Clubs Required to Comply with New Leadership Guidelines

New student leadership guidelines require mandatory training sessions for clubs to receive an annual budget, a change that has received mixed reviews by club officers.

Student Leadership and Campus Engagement (SLCE) organized a new program to encourage leadership skills of club leaders. According to Josh Eisenberg, assistant dean of student leadership, the Club Executive Program teaches students how to lead meetings, write agendas, develop member accountability and resolve conflict. 

“If students can learn those hard and soft skills while leading their peers in extra-curricular clubs it will set them up for additional success when they leave,” Eisenberg said. “We understand student frustration when any new expectations are placed on them.”

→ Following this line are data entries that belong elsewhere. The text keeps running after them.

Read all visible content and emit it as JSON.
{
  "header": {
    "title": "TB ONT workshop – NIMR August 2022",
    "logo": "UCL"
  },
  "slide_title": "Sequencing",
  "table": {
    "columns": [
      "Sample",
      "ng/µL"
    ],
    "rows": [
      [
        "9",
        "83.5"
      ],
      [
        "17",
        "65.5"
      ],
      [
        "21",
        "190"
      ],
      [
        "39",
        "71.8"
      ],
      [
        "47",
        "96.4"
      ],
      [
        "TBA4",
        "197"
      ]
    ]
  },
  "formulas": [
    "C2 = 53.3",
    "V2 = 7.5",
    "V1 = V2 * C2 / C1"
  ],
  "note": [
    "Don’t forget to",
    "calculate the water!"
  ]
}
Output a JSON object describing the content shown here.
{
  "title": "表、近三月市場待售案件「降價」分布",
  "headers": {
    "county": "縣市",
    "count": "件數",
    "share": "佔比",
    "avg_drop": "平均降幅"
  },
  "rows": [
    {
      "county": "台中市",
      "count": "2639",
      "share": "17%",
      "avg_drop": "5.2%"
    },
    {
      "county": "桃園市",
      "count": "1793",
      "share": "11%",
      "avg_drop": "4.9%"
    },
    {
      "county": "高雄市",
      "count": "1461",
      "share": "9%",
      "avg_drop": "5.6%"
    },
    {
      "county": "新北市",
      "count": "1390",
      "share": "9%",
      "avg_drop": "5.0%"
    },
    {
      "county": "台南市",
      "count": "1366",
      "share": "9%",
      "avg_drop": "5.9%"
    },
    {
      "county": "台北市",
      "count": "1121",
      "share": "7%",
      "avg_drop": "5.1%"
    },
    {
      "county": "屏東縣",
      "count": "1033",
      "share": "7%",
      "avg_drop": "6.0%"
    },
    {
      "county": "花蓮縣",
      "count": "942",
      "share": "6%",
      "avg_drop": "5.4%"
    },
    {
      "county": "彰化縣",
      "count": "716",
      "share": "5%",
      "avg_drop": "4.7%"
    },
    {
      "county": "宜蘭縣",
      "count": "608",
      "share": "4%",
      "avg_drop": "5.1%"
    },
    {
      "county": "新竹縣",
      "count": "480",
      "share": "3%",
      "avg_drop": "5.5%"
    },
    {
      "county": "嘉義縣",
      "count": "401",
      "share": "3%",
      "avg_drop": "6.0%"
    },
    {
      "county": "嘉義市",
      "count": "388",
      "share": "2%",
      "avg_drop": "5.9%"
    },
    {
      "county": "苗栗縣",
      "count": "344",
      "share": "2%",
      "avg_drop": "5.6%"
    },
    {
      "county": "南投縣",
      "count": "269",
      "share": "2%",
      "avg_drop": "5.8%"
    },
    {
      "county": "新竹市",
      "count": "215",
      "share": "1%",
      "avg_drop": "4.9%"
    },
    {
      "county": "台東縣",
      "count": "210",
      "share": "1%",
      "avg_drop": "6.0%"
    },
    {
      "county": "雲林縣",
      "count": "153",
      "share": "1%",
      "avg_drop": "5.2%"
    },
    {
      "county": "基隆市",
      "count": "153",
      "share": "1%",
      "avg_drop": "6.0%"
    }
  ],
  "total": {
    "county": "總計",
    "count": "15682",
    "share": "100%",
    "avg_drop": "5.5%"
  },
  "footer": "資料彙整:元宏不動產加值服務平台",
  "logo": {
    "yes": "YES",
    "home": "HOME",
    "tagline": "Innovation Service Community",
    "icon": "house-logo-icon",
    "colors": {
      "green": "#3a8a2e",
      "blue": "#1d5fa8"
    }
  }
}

The program was passed by Student Senate and requires club leaders to register their clubs in the Dickinson club portal EngageD. Students must also attend a screening of a National Society of Leadership and Success broadcast, complete an online web survey about leadership and attend five leadership workshops. Club leaders are required to complete all tasks before they can apply for their annual budget. Club officers can replace two workshop credits by attending a specialized leadership retreat.

Madison Milaszewski ’19, president of the College Democrats, said,  “The credits aren’t too bad. Some of them are easy… but the principle of needing to complete something is a bit silly.” Milaszewski said it’s hard for many of the executive board members who are seniors to be motivated to complete the requirements. 

Program coordinator of SLCE Jessee Vasold said, “I estimate that it would take a club (not each executive member) less than nine hours a year to complete [the program].” 

Eisenberg said, “Because of the timeline of the resolution we weren’t able to fully outline the requirements and implement them until the semester began.”

Greg Edwards ’20, president of Spectrum, Dickinson’s queer student union, attended a leadership training session in September and said he thought it was a good experience. “I learned a lot of crucial information about the importance of diversity and inclusion,” Edwards said, “so it was an important and fulfilling experience.” 

Edwards added “I feel like if these workshops really did have valuable information… making them optional should not reduce their attendance and effectiveness by that much.” 

Amanda Parker ’21, who serves on the executive board for Red Devil Cheerleading and Tritons, said she feels the new training sessions will be helpful. “I know that executive boards are a lot of responsibility because you are representing your organization and I think the extra help will be good,” she said.

Rose Lang Zalph ’21, who is on the executive board for the equestrian team, said she thinks the idea of leadership training is good but not the time commitment. “I think five [workshops] is a big number…I’m involved with six different clubs and I know if I had to go to extra workshops I definitely wouldn’t sleep,” she said. “It could be a really good opportunity for people who are on exec [boards] who have a leadership role… but I definitely think for people who are new to leadership would benefit.”

Some student-led groups on campus like Run with It, Dickinson’s student-run improvisational comedy team, choose to go unrecognized by Student Senate as an official club. The group’s executives do not have to partake in the student leadership program and they do not receive a budget from Student Senate. 

Jonathan Long ’19, artistic director of Run With It, said in an email that the group thinks the required training sessions “would be ineffective and unrelated to leading an improv troupe.” The email was written collectively by the ten members of Run With It.  

Going unrecognized “also gives us a self-ordained free pass for our poster choice,” Long wrote. “We put whatever we want on them and put them wherever we want.” Long and the group further explained, “It would be nice to not have to pay for our own posters and candy… We’ll see how lazy we are feeling in a few months.” 

Eisenberg hopes that the new leadership program and help from SLCE staff will prove effective and “…are sustainable so when a president returns to campus in 10 years their club is still thriving.”